Valle Filippo, Caselle Michele, Osella Matteo
Physics Department, University of Turin and INFN, Via Pietro Giuria 1, 12125 Torino, Italy.
NAR Genom Bioinform. 2025 Apr 22;7(2):lqaf049. doi: 10.1093/nargab/lqaf049. eCollection 2025 Jun.
The availability of high-dimensional transcriptomic datasets is increasing at a tremendous pace, together with the need for suitable computational tools. Clustering and dimensionality reduction methods are popular go-to methods to identify basic structures in these datasets. At the same time, different topic modeling techniques have been developed to organize the deluge of available data of natural language using their latent topical structure. This paper leverages the statistical analogies between text and transcriptomic datasets to compare different topic modeling methods when applied to gene expression data. Specifically, we test their accuracy in the specific task of discovering and reconstructing the tissue structure of the human transcriptome and distinguishing healthy from cancerous tissues. We examine the properties of the latent space recovered by different methods, highlight their differences, and their pros and cons across different tasks. We focus in particular on how different statistical priors can affect the results and their interpretability. Finally, we show that the latent topic space can be a useful low-dimensional embedding space, where a basic neural network classifier can annotate transcriptomic profiles with high accuracy.

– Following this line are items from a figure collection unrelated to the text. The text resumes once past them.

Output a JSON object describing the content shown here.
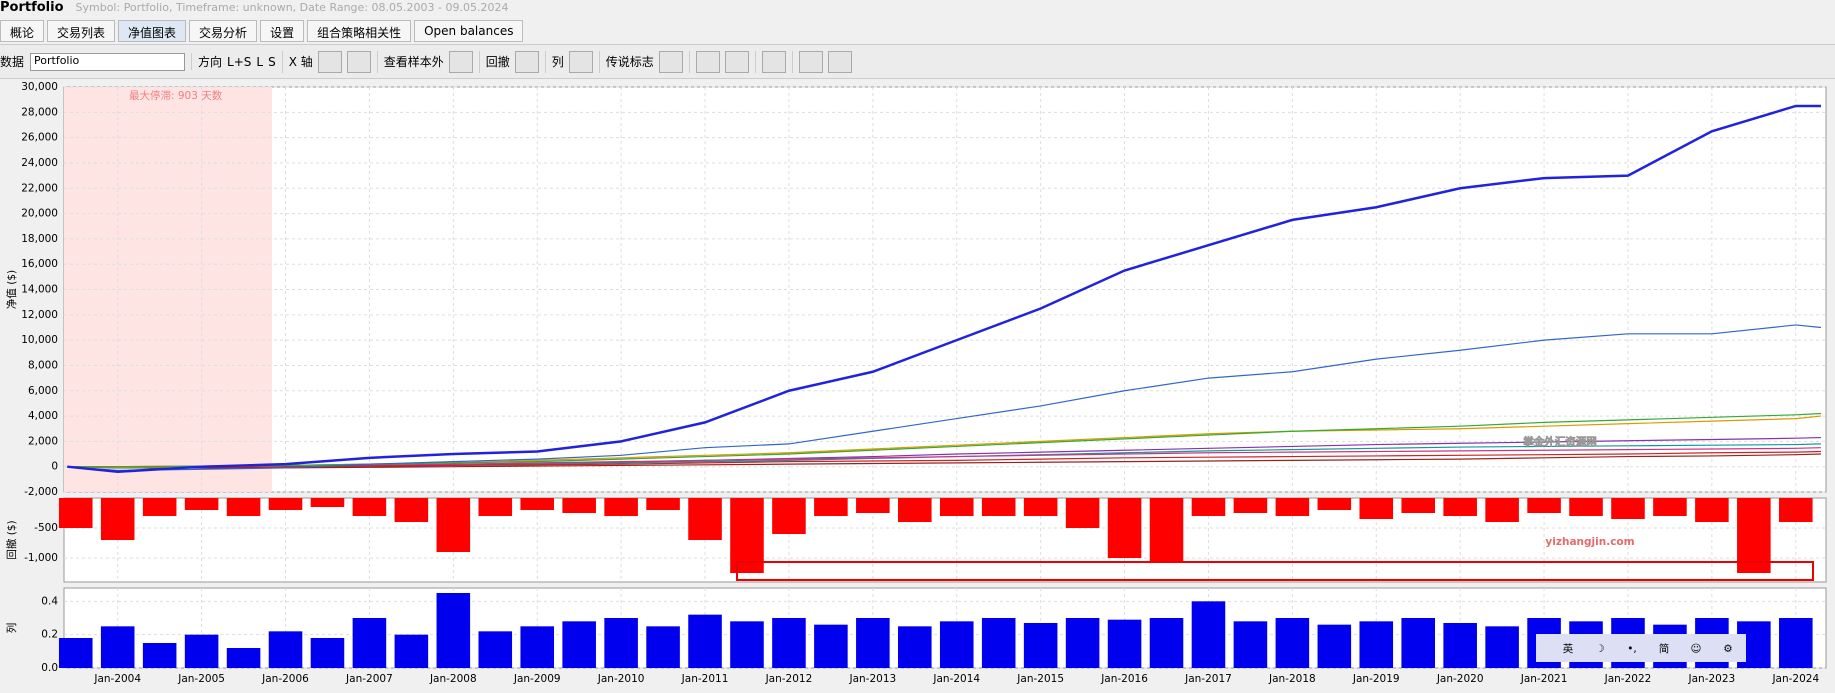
{
  "window": {
    "title": "Portfolio",
    "subtitle": "Symbol: Portfolio, Timeframe: unknown, Date Range: 08.05.2003 - 09.05.2024"
  },
  "tabs": [
    "概论",
    "交易列表",
    "净值图表",
    "交易分析",
    "设置",
    "组合策略相关性",
    "Open balances"
  ],
  "toolbar": {
    "data_label": "数据",
    "data_value": "Portfolio",
    "direction_label": "方向",
    "directions": [
      "L+S",
      "L",
      "S"
    ],
    "x_axis_label": "X 轴",
    "out_of_sample_label": "查看样本外",
    "drawdown_label": "回撤",
    "column_label": "列",
    "legend_label": "传说标志"
  },
  "watermark": {
    "line1": "掌金外汇资源网",
    "line2": "yizhangjin.com"
  },
  "ime_bar": [
    "英",
    "☽",
    "•,",
    "简",
    "☺",
    "⚙"
  ],
  "chart_data": [
    {
      "type": "line",
      "ylabel": "净值 ($)",
      "annotation": "最大停滞: 903 天数",
      "shade": [
        2003.36,
        2005.84
      ],
      "xlim": [
        2003.36,
        2024.36
      ],
      "ylim": [
        -2000,
        30000
      ],
      "yticks": [
        {
          "value": -2000,
          "label": "-2,000"
        },
        0,
        {
          "value": 2000,
          "label": "2,000"
        },
        {
          "value": 4000,
          "label": "4,000"
        },
        {
          "value": 6000,
          "label": "6,000"
        },
        {
          "value": 8000,
          "label": "8,000"
        },
        {
          "value": 10000,
          "label": "10,000"
        },
        {
          "value": 12000,
          "label": "12,000"
        },
        {
          "value": 14000,
          "label": "14,000"
        },
        {
          "value": 16000,
          "label": "16,000"
        },
        {
          "value": 18000,
          "label": "18,000"
        },
        {
          "value": 20000,
          "label": "20,000"
        },
        {
          "value": 22000,
          "label": "22,000"
        },
        {
          "value": 24000,
          "label": "24,000"
        },
        {
          "value": 26000,
          "label": "26,000"
        },
        {
          "value": 28000,
          "label": "28,000"
        },
        {
          "value": 30000,
          "label": "30,000"
        }
      ],
      "grid": true,
      "x": [
        2003.4,
        2004,
        2005,
        2006,
        2007,
        2008,
        2009,
        2010,
        2011,
        2012,
        2013,
        2014,
        2015,
        2016,
        2017,
        2018,
        2019,
        2020,
        2021,
        2022,
        2023,
        2024,
        2024.3
      ],
      "series": [
        {
          "color": "#8833aa",
          "values": [
            0,
            -100,
            -50,
            0,
            100,
            150,
            250,
            350,
            500,
            650,
            800,
            1000,
            1150,
            1300,
            1450,
            1600,
            1750,
            1850,
            1950,
            2050,
            2150,
            2250,
            2300
          ]
        },
        {
          "color": "#119999",
          "values": [
            0,
            -100,
            -100,
            -50,
            0,
            100,
            200,
            300,
            400,
            500,
            650,
            800,
            950,
            1100,
            1250,
            1350,
            1450,
            1550,
            1600,
            1650,
            1700,
            1750,
            1800
          ]
        },
        {
          "color": "#cc3388",
          "values": [
            0,
            0,
            50,
            100,
            150,
            200,
            300,
            400,
            500,
            600,
            700,
            800,
            900,
            1000,
            1100,
            1150,
            1200,
            1250,
            1300,
            1350,
            1400,
            1450,
            1500
          ]
        },
        {
          "color": "#cc2222",
          "values": [
            0,
            -50,
            -50,
            0,
            50,
            100,
            150,
            200,
            300,
            400,
            450,
            500,
            600,
            700,
            750,
            800,
            850,
            900,
            950,
            1000,
            1100,
            1150,
            1200
          ]
        },
        {
          "color": "#992222",
          "values": [
            0,
            -50,
            -100,
            -100,
            -50,
            0,
            50,
            100,
            150,
            200,
            250,
            300,
            350,
            400,
            450,
            500,
            550,
            600,
            700,
            800,
            850,
            950,
            1000
          ]
        },
        {
          "color": "#dd9900",
          "values": [
            0,
            -50,
            0,
            100,
            200,
            300,
            500,
            700,
            900,
            1100,
            1400,
            1700,
            2000,
            2300,
            2600,
            2800,
            2900,
            3000,
            3200,
            3400,
            3600,
            3800,
            4000
          ]
        },
        {
          "color": "#33aa33",
          "values": [
            0,
            0,
            50,
            100,
            200,
            300,
            400,
            600,
            800,
            1000,
            1300,
            1600,
            1900,
            2200,
            2500,
            2800,
            3000,
            3200,
            3500,
            3700,
            3900,
            4100,
            4200
          ]
        },
        {
          "color": "#3366cc",
          "values": [
            0,
            -300,
            -200,
            -100,
            200,
            400,
            600,
            900,
            1500,
            1800,
            2800,
            3800,
            4800,
            6000,
            7000,
            7500,
            8500,
            9200,
            10000,
            10500,
            10500,
            11200,
            11000
          ]
        },
        {
          "color": "#2222dd",
          "width": 2.5,
          "values": [
            0,
            -400,
            0,
            200,
            700,
            1000,
            1200,
            2000,
            3500,
            6000,
            7500,
            10000,
            12500,
            15500,
            17500,
            19500,
            20500,
            22000,
            22800,
            23000,
            26500,
            28500,
            28500
          ]
        }
      ]
    },
    {
      "type": "bar",
      "ylabel": "回撤 ($)",
      "color": "#ff0000",
      "xlim": [
        2003.36,
        2024.36
      ],
      "ylim": [
        -1400,
        0
      ],
      "yticks": [
        -500,
        {
          "value": -1000,
          "label": "-1,000"
        }
      ],
      "grid": true,
      "x": [
        2003.5,
        2004,
        2004.5,
        2005,
        2005.5,
        2006,
        2006.5,
        2007,
        2007.5,
        2008,
        2008.5,
        2009,
        2009.5,
        2010,
        2010.5,
        2011,
        2011.5,
        2012,
        2012.5,
        2013,
        2013.5,
        2014,
        2014.5,
        2015,
        2015.5,
        2016,
        2016.5,
        2017,
        2017.5,
        2018,
        2018.5,
        2019,
        2019.5,
        2020,
        2020.5,
        2021,
        2021.5,
        2022,
        2022.5,
        2023,
        2023.5,
        2024
      ],
      "values": [
        -500,
        -700,
        -300,
        -200,
        -300,
        -200,
        -150,
        -300,
        -400,
        -900,
        -300,
        -200,
        -250,
        -300,
        -200,
        -700,
        -1250,
        -600,
        -300,
        -250,
        -400,
        -300,
        -300,
        -300,
        -500,
        -1000,
        -1050,
        -300,
        -250,
        -300,
        -200,
        -350,
        -250,
        -300,
        -400,
        -250,
        -300,
        -350,
        -300,
        -400,
        -1250,
        -400
      ]
    },
    {
      "type": "bar",
      "ylabel": "列",
      "color": "#0000ee",
      "xlim": [
        2003.36,
        2024.36
      ],
      "ylim": [
        0,
        0.48
      ],
      "yticks": [
        {
          "value": 0,
          "label": "0.0"
        },
        0.2,
        0.4
      ],
      "grid": true,
      "xticks": [
        {
          "value": 2004,
          "label": "Jan-2004"
        },
        {
          "value": 2005,
          "label": "Jan-2005"
        },
        {
          "value": 2006,
          "label": "Jan-2006"
        },
        {
          "value": 2007,
          "label": "Jan-2007"
        },
        {
          "value": 2008,
          "label": "Jan-2008"
        },
        {
          "value": 2009,
          "label": "Jan-2009"
        },
        {
          "value": 2010,
          "label": "Jan-2010"
        },
        {
          "value": 2011,
          "label": "Jan-2011"
        },
        {
          "value": 2012,
          "label": "Jan-2012"
        },
        {
          "value": 2013,
          "label": "Jan-2013"
        },
        {
          "value": 2014,
          "label": "Jan-2014"
        },
        {
          "value": 2015,
          "label": "Jan-2015"
        },
        {
          "value": 2016,
          "label": "Jan-2016"
        },
        {
          "value": 2017,
          "label": "Jan-2017"
        },
        {
          "value": 2018,
          "label": "Jan-2018"
        },
        {
          "value": 2019,
          "label": "Jan-2019"
        },
        {
          "value": 2020,
          "label": "Jan-2020"
        },
        {
          "value": 2021,
          "label": "Jan-2021"
        },
        {
          "value": 2022,
          "label": "Jan-2022"
        },
        {
          "value": 2023,
          "label": "Jan-2023"
        },
        {
          "value": 2024,
          "label": "Jan-2024"
        }
      ],
      "x": [
        2003.5,
        2004,
        2004.5,
        2005,
        2005.5,
        2006,
        2006.5,
        2007,
        2007.5,
        2008,
        2008.5,
        2009,
        2009.5,
        2010,
        2010.5,
        2011,
        2011.5,
        2012,
        2012.5,
        2013,
        2013.5,
        2014,
        2014.5,
        2015,
        2015.5,
        2016,
        2016.5,
        2017,
        2017.5,
        2018,
        2018.5,
        2019,
        2019.5,
        2020,
        2020.5,
        2021,
        2021.5,
        2022,
        2022.5,
        2023,
        2023.5,
        2024
      ],
      "values": [
        0.18,
        0.25,
        0.15,
        0.2,
        0.12,
        0.22,
        0.18,
        0.3,
        0.2,
        0.45,
        0.22,
        0.25,
        0.28,
        0.3,
        0.25,
        0.32,
        0.28,
        0.3,
        0.26,
        0.3,
        0.25,
        0.28,
        0.3,
        0.27,
        0.3,
        0.29,
        0.3,
        0.4,
        0.28,
        0.3,
        0.26,
        0.28,
        0.3,
        0.27,
        0.25,
        0.3,
        0.28,
        0.3,
        0.26,
        0.3,
        0.28,
        0.3
      ]
    }
  ]
}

高维转录组数据集的可用性正以惊人的速度增长,同时对合适的计算工具的需求也在增加。聚类和降维方法是识别这些数据集中基本结构的常用方法。与此同时,已经开发出不同的主题建模技术,以利用其潜在的主题结构来整理自然语言可用数据的洪流。本文利用文本和转录组数据集之间的统计类比,比较应用于基因表达数据时的不同主题建模方法。具体来说,我们测试它们在发现和重建人类转录组组织结构以及区分健康组织和癌组织这一特定任务中的准确性。我们研究不同方法恢复的潜在空间的属性,突出它们的差异以及在不同任务中的优缺点。我们特别关注不同的统计先验如何影响结果及其可解释性。最后,我们表明潜在主题空间可以是一个有用的低维嵌入空间,其中一个基本的神经网络分类器可以高精度地注释转录组谱。